Social media platforms have been consistently under fire for their attempts, or lack thereof, at flagging and removing content that features racist remarks, hate speech, and violence against women, LGBTQ groups, or religious minorities (and the list goes on). Over the course of Donald Trump’s presidency, incidents of hate speech and hate crimes have risen, and, given the contents of his own Twitter feed, there have been repeated calls for his account in particular to be blocked. Twitter has declined to ban the politician, responding Twitter responded in 2018 by saying that “Blocking a world leader from Twitter or removing their controversial Tweets, would hide important information,” thereby prohibiting public debate and infringing on free speech rights.

It looks like this could change however as the platform announced in a blog post today that it will begin flagging content from government officials, potentially including the president, who break their rules.

While it won’t necessarily remove the offensive tweets themselves, or the account, Twitter stated that, “On the rare occasions when this happens, we'll place a notice — a screen you have to click or tap through before you see the Tweet — to provide additional context and clarity.”

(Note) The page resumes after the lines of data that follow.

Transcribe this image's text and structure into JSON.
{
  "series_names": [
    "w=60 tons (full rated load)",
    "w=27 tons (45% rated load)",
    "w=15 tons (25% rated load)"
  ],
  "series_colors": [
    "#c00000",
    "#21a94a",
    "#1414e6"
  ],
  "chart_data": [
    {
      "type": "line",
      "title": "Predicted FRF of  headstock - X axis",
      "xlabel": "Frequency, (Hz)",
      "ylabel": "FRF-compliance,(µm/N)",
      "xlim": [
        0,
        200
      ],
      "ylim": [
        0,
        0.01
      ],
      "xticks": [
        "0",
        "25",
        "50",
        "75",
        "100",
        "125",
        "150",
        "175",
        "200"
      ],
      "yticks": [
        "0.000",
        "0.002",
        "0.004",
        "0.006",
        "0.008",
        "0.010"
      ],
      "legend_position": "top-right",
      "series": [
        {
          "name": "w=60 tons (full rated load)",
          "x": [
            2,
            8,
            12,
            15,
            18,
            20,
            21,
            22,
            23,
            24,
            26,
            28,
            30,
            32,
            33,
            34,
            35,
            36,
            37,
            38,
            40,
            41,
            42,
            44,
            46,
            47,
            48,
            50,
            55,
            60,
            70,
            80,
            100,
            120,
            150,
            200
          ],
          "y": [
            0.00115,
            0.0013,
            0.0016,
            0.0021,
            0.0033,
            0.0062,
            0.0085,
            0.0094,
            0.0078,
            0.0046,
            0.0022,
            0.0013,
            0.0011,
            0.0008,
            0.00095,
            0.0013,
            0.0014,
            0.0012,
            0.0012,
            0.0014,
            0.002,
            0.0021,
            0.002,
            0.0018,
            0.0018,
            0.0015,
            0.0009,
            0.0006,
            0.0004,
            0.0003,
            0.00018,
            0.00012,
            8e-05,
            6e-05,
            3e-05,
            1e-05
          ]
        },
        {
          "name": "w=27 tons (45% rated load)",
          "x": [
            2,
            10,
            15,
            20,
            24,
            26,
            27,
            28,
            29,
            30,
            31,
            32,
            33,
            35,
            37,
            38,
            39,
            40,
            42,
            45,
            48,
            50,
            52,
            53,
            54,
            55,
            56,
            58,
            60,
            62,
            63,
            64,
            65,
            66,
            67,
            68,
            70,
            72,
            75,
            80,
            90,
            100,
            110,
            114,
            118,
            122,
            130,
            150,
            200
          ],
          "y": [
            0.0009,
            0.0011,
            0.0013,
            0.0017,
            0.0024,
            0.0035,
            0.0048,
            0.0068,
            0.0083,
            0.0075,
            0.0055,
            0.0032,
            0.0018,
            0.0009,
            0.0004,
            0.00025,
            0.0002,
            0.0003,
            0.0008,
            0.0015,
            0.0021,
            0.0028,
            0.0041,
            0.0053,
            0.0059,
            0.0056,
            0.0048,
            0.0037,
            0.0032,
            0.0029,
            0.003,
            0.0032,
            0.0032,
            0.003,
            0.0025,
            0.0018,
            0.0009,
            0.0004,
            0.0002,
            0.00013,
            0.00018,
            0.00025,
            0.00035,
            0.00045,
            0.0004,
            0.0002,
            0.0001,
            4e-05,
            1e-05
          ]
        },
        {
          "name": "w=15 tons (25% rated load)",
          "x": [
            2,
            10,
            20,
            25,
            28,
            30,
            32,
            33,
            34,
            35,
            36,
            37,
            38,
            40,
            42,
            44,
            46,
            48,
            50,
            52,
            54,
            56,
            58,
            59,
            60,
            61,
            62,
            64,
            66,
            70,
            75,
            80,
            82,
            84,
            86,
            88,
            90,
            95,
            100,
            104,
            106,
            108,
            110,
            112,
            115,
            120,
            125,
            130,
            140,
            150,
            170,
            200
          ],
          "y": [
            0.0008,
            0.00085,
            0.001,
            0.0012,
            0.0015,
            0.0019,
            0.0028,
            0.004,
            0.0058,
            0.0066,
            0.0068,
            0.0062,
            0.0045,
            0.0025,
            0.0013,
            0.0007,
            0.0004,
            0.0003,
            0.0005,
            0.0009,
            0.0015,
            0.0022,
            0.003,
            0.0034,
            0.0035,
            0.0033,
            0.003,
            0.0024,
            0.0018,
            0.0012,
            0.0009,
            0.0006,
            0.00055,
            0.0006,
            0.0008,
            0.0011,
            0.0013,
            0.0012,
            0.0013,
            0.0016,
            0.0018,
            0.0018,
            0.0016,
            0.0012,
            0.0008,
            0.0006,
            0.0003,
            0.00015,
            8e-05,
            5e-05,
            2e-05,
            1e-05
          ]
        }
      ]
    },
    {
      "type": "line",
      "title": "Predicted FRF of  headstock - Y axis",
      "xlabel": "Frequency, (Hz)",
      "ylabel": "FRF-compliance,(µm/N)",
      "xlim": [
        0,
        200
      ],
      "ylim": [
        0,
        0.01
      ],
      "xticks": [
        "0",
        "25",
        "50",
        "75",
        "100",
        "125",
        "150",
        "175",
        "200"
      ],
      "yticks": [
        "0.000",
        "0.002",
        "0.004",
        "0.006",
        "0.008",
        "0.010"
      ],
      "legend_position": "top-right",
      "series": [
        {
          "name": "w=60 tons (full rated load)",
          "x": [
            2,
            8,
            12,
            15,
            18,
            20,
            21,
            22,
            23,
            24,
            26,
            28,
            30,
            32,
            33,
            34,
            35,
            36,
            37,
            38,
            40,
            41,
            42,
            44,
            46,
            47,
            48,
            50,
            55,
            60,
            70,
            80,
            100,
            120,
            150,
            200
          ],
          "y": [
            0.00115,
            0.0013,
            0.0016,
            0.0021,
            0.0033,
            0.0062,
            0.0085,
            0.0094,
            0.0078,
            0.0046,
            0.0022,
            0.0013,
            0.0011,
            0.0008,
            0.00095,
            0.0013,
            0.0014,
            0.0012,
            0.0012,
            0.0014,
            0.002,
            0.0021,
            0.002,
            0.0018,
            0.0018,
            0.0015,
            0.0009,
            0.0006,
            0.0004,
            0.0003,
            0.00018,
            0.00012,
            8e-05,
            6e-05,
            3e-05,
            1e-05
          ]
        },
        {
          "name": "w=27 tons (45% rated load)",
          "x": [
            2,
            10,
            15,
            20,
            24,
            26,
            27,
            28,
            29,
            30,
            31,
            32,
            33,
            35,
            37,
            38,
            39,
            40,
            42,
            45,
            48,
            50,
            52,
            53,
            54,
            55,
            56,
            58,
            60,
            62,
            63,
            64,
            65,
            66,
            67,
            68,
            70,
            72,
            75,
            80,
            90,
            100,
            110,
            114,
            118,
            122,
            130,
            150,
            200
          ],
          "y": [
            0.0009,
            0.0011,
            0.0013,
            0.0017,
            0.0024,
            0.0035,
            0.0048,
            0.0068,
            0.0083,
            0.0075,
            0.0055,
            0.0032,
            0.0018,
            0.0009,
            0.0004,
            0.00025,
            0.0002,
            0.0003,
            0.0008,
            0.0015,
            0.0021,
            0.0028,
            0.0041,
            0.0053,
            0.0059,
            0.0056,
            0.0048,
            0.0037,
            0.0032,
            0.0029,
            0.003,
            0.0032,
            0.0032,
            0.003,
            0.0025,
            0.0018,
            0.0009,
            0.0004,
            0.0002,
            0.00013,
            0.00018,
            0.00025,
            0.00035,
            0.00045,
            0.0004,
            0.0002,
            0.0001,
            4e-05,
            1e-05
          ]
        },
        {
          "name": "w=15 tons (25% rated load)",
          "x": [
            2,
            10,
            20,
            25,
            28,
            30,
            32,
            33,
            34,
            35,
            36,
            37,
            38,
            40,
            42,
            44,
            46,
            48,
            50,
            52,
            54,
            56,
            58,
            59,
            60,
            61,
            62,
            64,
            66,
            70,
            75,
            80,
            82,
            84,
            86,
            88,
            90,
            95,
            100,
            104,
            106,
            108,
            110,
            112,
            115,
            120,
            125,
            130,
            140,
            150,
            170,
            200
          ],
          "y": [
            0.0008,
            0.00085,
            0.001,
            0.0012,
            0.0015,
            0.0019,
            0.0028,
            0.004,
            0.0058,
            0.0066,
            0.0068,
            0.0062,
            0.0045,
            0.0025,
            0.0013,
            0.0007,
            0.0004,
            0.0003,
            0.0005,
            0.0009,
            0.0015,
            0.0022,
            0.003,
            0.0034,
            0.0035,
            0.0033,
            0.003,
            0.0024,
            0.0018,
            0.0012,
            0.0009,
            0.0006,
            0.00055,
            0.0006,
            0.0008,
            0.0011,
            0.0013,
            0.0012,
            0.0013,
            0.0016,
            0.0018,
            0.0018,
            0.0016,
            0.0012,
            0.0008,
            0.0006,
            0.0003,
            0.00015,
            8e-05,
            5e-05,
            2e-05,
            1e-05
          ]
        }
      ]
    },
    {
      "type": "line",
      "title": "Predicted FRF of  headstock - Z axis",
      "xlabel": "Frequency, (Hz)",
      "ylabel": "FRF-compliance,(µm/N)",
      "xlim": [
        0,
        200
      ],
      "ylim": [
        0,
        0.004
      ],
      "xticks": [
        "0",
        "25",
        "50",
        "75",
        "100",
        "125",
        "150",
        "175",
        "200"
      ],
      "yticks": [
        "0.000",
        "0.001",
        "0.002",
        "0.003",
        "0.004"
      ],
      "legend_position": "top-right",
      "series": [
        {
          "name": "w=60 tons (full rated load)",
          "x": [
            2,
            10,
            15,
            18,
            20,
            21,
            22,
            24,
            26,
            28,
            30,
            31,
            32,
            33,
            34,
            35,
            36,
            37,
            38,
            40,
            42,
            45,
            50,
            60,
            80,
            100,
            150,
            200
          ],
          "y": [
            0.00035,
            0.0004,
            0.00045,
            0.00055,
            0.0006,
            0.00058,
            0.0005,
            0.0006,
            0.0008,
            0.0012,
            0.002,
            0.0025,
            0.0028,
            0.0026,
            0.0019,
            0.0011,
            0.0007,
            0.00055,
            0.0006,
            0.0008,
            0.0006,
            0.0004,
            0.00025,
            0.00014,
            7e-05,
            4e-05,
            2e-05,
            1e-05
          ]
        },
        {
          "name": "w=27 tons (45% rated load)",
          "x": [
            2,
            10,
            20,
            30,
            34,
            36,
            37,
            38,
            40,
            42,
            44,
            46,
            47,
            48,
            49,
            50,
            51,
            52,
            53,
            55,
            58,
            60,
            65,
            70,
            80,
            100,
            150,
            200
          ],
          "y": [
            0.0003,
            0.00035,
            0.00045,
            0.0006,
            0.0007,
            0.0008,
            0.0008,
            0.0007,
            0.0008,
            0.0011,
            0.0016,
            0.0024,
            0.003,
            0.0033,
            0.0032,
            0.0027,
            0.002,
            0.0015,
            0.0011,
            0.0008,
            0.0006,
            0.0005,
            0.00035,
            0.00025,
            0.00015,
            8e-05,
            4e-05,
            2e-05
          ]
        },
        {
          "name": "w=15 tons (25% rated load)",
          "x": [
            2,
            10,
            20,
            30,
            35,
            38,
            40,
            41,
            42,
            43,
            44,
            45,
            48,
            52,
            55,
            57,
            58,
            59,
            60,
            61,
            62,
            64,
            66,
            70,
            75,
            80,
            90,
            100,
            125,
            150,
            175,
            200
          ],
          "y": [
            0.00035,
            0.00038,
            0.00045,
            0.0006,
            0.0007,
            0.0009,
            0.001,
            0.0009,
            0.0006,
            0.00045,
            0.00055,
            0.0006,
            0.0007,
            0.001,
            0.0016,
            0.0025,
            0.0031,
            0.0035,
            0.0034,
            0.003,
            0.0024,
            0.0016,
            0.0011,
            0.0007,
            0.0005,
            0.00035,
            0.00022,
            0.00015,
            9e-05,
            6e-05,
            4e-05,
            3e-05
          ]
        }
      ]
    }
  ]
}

The new rule will only apply to government officials or someone representing a government official, individuals running for office, or those being considered for a government position who have verified accounts with over 100,000 followers. If such an individual tweets something that would ordinarily violate Twitter’s rules against harassment, hate speech, etc. it triggers a team of moderators from Twitter’s Trust and Safety, Legal, Public Policy and regional groups to determine if the tweet is “in the public interest” and whether it should be flagged.

Twitter

According to the blog post, public interest will be judged by the following criteria:

The immediacy and severity of potential harm from the rule violation, with an emphasis on ensuring physical safety;
Whether preserving a Tweet will allow others to hold the government official, candidate for public office, or appointee accountable for their statements;
Whether there are other sources of information about this statement available for the public to stay informed;
If removal would inadvertently hide context or prevent people from understanding an issue of public concern; and
If the Tweet provides a unique context or perspective not available elsewhere that is necessary to a broader discussion.

If a flagged tweet is deemed to not be in the public interest, then Twitter says it will contact the account owner to take it down. If it is in the public interest then it will stay up, but with the notice pictured above, and Twitter has said it will put measures in place to ensure that it will not appear in safe search, timelines in Top Tweets mode, live events, recommended push notifications, regular notifications, or the Explore tab. Tweets posted before June 27 won’t be included in this process as it is non-retroactive.

While these measures are certainly preferable to leaving harmful and offensive tweets left as-is, or promoted by Twitter’s algorithms, it remains to be seen whether this proposed method will be successful over the long term. Its reliance on human moderators to discuss and flag content could be overwhelmed as more and more global political figures turn to Twitter to campaign and air their views — something Facebook has notably struggled with this as well. Furthermore, this process does not address the content of hate-groups or individual accounts that currently get away with posting offensive content or harassing other users.

It is unclear from the blog post whether the content flagging could be expanded to cover these instances.